Work on the tower continued through late 1954, with workers completing one story every 12 days; the tower had reached the 15th story by December. The developers were so heavily focused on the Price Tower's completion that they discouraged sightseers from coming, and they did not respond to the myriad of inquires about the tower's construction. The 19th and final story was completed in February 1955, and workers began installing interior finishes on the lowest stories. In addition, workers began installing some of the windows.
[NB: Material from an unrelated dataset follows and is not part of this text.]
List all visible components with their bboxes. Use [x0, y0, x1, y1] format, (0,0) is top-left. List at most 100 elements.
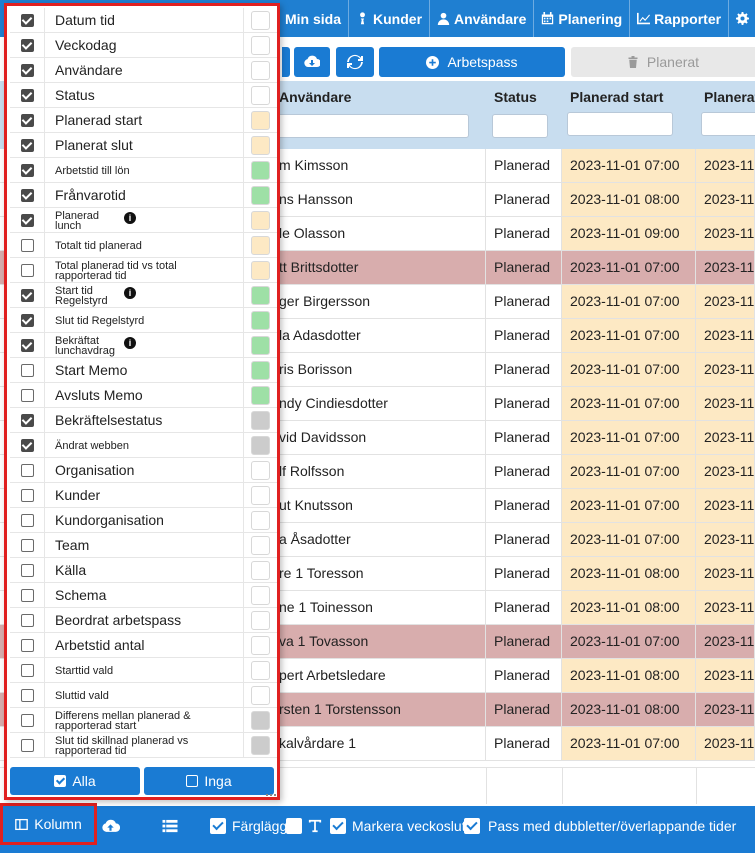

A topping out ceremony took place on March 14, 1955, at which point the building was scheduled to be completed in mid-1955. Joe Price was so heavily involved with the Price Tower's development that he lived on-site while the tower was being completed. By that October, the building was still not open, but the Price Company was preparing to receive its first tenants. In January 1956, in preparation for the tower's opening, Bartlesville's traffic committee voted to add parking spaces to the streets surrounding the tower.